Bana Ahlakın Resmini Yapabilir misin Abidin

“ Ahlak“ dedi Sebastian, amatör porno kolleksyonumun durduğu rafların tozunu alırken. “ Ne kadar çekiştirilmeye müsait bir konu, öyle değil mi efendim? … “ Elbette “ diye cevapladım. Okumakta olduğum Eski Ahit’den kafamı kaldırıp duvarda asılı olan rahmetli Hendrik Goltzius’in Lut ve Kızları isimli tablosuna baktım bir süre…  “ Sevgili Sebastian” dedim, “Lut ve kızlarının hikayesini hatırlıyorsun değil mi ?”
   Kendi kendisini en iyi pazarlayan yaratığın insan olduğu konusunda tarih ve dinler tarihi şaşkınlık verecek kanıtlarla doludur. Bu gün de topluma en ince ayrıntısına kadar nüfuz eden pazarlama ve reklam kavramlarının artık  bir varoluş biçimi haline geldiğini rahatlıkla görebiliriz.
   Ahlak temeli etrafında gelişen düşüncelerin en önde gelen pazarlamacıları olarak adlandırabileceğimiz peygamberler, bu gün “insan” olarak tanımladığımız “şeyin”  tarih içerisine saçılmış küçük prototipleri gibidir. Zengin olanının da fakir olarak öleninin de pazarlamak durumunda kaldığı şey, aslında satışı pek de kolay olmayan bir şeydi. Soyut bir kavramın somut dediğimiz şeyle ilişkisini tanımlamaya çalışan kişinin işi pek de kolay olmasa gerek.

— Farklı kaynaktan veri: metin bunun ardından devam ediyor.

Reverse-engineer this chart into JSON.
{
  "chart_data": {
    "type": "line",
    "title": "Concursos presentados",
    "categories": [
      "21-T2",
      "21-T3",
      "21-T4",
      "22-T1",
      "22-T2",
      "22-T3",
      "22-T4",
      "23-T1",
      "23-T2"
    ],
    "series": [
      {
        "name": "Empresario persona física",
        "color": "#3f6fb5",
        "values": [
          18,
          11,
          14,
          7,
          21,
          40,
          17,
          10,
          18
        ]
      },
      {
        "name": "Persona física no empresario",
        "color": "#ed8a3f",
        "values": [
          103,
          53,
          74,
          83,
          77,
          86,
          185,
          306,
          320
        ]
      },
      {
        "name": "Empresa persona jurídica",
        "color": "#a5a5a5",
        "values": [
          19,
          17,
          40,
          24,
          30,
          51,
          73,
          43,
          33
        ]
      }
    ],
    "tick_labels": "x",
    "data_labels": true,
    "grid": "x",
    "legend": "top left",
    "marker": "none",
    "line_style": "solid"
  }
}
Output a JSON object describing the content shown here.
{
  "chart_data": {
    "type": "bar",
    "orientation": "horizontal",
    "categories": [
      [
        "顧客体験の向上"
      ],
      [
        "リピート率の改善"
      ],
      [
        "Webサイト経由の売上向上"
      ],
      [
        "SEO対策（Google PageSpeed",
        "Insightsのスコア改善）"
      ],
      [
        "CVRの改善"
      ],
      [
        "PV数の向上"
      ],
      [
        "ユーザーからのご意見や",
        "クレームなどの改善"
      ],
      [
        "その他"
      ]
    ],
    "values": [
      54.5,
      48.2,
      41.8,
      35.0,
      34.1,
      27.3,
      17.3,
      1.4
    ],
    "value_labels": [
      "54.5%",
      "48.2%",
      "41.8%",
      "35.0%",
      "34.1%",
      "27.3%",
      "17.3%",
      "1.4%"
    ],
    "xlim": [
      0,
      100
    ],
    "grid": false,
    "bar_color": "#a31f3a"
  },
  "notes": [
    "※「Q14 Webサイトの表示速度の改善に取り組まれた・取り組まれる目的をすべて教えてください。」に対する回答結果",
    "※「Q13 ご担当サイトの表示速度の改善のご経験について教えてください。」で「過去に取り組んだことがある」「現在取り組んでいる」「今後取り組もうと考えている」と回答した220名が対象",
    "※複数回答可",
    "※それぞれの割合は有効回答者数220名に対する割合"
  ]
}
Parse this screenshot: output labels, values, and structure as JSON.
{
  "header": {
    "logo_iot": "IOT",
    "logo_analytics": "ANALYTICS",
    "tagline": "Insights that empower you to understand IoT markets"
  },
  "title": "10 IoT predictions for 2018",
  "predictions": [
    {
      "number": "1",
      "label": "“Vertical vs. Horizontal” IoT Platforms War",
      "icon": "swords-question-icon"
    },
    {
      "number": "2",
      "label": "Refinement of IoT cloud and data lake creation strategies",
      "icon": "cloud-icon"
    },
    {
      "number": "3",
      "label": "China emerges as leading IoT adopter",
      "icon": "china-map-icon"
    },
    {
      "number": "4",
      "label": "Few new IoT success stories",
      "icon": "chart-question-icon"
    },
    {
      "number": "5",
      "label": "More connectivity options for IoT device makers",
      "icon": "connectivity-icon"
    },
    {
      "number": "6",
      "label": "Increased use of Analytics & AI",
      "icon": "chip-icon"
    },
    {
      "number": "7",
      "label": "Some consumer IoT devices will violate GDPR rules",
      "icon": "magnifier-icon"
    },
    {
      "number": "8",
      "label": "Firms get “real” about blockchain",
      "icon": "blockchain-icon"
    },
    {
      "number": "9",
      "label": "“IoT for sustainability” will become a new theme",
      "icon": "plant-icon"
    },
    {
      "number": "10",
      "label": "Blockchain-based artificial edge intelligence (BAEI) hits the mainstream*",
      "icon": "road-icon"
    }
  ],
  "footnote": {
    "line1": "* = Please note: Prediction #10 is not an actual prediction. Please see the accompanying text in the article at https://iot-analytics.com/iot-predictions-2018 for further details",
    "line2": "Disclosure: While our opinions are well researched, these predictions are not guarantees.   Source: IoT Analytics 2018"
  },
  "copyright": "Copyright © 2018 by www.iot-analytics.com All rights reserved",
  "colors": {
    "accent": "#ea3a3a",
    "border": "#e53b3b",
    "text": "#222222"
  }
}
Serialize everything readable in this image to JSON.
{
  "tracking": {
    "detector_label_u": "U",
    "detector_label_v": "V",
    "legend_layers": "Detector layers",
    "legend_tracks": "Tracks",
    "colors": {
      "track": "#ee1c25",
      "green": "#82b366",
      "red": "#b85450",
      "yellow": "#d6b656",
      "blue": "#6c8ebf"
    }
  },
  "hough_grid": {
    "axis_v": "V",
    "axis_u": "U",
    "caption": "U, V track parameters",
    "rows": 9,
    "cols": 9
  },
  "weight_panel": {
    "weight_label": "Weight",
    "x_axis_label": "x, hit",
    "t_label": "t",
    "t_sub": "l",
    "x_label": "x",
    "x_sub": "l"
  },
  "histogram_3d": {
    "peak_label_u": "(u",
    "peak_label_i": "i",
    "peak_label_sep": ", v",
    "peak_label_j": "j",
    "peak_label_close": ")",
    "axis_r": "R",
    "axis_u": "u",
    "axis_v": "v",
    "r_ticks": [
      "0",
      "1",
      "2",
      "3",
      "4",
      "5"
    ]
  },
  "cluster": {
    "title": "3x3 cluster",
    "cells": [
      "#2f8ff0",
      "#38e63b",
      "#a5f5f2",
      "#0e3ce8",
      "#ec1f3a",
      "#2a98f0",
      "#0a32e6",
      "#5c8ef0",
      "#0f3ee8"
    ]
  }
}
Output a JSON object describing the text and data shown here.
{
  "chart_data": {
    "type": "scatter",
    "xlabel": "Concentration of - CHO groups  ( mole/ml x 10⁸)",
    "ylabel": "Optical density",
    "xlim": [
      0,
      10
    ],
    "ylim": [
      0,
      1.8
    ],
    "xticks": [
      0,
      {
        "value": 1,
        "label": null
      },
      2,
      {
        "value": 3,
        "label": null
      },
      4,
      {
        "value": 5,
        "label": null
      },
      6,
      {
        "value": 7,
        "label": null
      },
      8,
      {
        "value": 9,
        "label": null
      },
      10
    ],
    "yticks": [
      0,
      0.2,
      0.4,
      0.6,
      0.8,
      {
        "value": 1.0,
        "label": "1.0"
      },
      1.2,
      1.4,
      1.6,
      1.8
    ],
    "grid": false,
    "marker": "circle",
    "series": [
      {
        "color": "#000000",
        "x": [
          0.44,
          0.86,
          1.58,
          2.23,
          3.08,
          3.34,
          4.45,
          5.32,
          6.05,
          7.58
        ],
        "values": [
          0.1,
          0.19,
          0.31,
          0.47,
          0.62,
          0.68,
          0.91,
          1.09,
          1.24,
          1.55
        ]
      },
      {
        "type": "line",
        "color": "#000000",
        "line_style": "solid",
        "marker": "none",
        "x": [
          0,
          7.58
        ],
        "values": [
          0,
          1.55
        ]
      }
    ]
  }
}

    Aynı zorlukları bu gün daha da farklı bir boyutta yaşayan ve yine öncülleri gibi algılanması çok da kolayl olmayan  “tartışmalı bir ürünü”, yepyeni bir paketle satan aydınlanma kahramanlarına rastlayabiliyoruz.
“İçsel barışımızı yakaladığımızda, dünya ile uyumlu  ve her şeyin dışından bakabilen tekamül sürecini kavramış yüksek varlıklara dönüşeceğiz”
“Peki abi…! Ne yapmak gerekiyo bu içsel barış için ?”
“Şimdi , meditasyon derslerimiz haftalık 30 lira, ayrıca sosyal faliyetlerimize katılıp dağ bayır nefes egzersizi  ve demli  ot servislerimizden faydalanmak isterseniz bi 100 lira daha ödüyorsunuz”
    Bu noktada Muhammed’in, Musa’nın ve İsa’nın aynı sistem üzerinden çalıştığını düşünelim.  Neticede satışı yapılan ürün aynı… Sadece felsefe, dinler tarihi ve dinlerin ortak noktalarından yola çıkarak “ ürünün” paketlemesi değiştirilmiş oluyor…? Yoksa içerik temelde aynı…!
    Para kazanarak hayatını idame ettirebilmek için uğraşan sıradan bir fahişenin bedenini pazarlaması bu noktada son derece kutsal ve yüceltilebilir olarak değerlendirilmeli. Çünkü “Tanrı(!) "gibi bu kadar subjektif bir kavramı , kendisine atfedilen bütün değerlerle birlikte konsantre bir hale getirip “insan” denen “şey” üzerinden pazarlayarak kazanç sağlamak pek de ahlaki olmasa gerek. Böyle bakıldığında da bunun bir çeşit din bezirganlığı olduğunu açıkça görülebilir.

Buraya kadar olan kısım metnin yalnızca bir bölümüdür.